Было всего пять часов, так что до начала ужина у него оставалось не меньше двух часов, однако он непонятно почему не чувствовал себя в силах опять углубиться в судебные документы. Судья решил отложить это на потом и вернуться к досье после того, как подольше побеседует с поэтессой за ужином. Там он, кстати, услышит и то, что скажут ей академик и придворный поэт, и попытается понять их мнение относительно ее виновности или невиновности. Внезапно обещанный коллегой веселый званый ужин обернулся подобием мрачного судилища, обсуждающего смертный приговор. Судью преследовало предчувствие надвигающейся беды.
В попытке разогнать неприятные мысли он вспомнил убийство студента Суна. Это дело тоже было обескураживающим.

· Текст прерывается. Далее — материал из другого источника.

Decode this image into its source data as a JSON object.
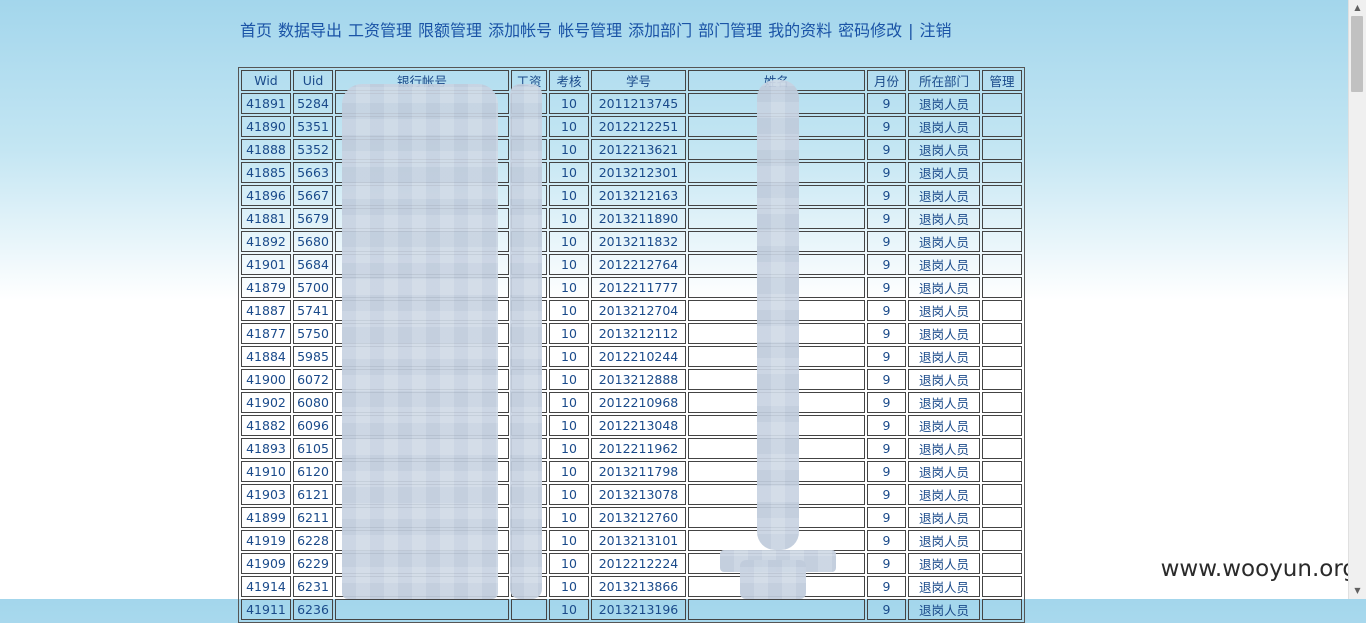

Хоть судья и участвовал лично в осмотре места преступления, больше он ничего поделать не мог, все зависело от того, что удастся разузнать людям Ло.
Так что ему снова придется работать с информацией из вторых рук.
Внезапно судья застыл на месте. Он нахмурил кустистые брови и некоторое время постоял в задумчивости, а потом вернулся в комнату и взял со стола тетрадку с нотами Суна. Если не считать сделанных студентом исторических заметок, это была единственная ниточка, которая вела непосредственно к покойному. Судья вновь пролистал мелко исписанные страницы и вдруг улыбнулся. Шансов на успех было мало, но попытаться все же стоило! В любом случае это лучше, чем сидеть в комнате и хандрить, читая показания людей, которых никогда в глаза не видел.
Судья быстро переоделся в простое синее платье. Нахлобучил на макушку скромную черную шапочку, взял под мышку нотную тетрадь и отправился в город.